毒物及び劇物取締法の規定に基いて、毒物及び劇物指定令及び毒物及び劇物取締法施行令の一部を改正する政令が、昭和三一年六月一二日政令第一七九号及び同日政令第一七八号をもつてそれぞれ別紙第一及び別紙第二のとおり公布され、また、これに伴つて、毒物及び劇物取締法施行規則の一部を改正する省令が同日厚生省令第二○号をもつて別紙第三のとおり公布され、それぞれ、従来市販されていなかつた物については即日、市販されていた物については公布の日から六○日を経過した日、すなわち昭和三一年八月一一日から施行されることになつた。

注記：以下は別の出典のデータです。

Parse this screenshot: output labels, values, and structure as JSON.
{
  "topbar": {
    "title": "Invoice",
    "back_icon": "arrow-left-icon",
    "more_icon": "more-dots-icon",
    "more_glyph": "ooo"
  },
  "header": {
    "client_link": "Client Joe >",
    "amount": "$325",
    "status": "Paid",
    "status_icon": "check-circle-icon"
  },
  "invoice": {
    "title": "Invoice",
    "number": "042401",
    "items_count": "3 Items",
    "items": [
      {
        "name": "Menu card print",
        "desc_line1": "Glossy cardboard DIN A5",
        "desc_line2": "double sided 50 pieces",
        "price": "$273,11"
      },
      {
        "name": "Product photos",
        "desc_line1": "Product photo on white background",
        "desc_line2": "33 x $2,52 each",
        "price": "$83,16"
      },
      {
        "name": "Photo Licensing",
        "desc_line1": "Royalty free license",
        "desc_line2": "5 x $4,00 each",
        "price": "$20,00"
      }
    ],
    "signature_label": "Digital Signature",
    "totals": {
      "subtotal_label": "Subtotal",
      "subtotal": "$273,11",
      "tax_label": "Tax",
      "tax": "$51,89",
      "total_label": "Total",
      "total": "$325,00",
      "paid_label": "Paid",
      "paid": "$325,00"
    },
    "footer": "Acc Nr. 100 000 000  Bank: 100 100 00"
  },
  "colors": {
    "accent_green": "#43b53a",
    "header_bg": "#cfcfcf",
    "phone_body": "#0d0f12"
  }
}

今回あらたに制定、公布された毒物及び劇物指定令は、最近農業用等に用いられるようになつた薬品中に危険性の多い物があるので、特定毒物、毒物、劇物又は着色すべき農業用劇物として指定し、その取扱に慎重を期するための法的措置を講ずることとなつたものであり、これに伴つて一定の農業用劇物について毒物及び劇物取締法施行規則を改正して着色せしめることとしている。また毒物及び劇物取締法施行令の一部を改正する政令は毒物及び劇物指定令によりあらたに指定された特定毒物について使用者、用途等の基準を定めるとともに、その他の特定毒物の使用に関する制限を一切緩和するためのものである。

これが施行については、特に左記の点に留意し、保健衛生上の危害防止に万遺憾のないようにされたい。

第一 毒物及び劇物指定令の主な内容

一 毒物及び劇物取締法(以下「法」という。)別表第一第一九号及び別表第三第八号の規定に基き、毒物及び特定毒物として次の物が指定されたこと。(第一条第一号、第二号、第三条)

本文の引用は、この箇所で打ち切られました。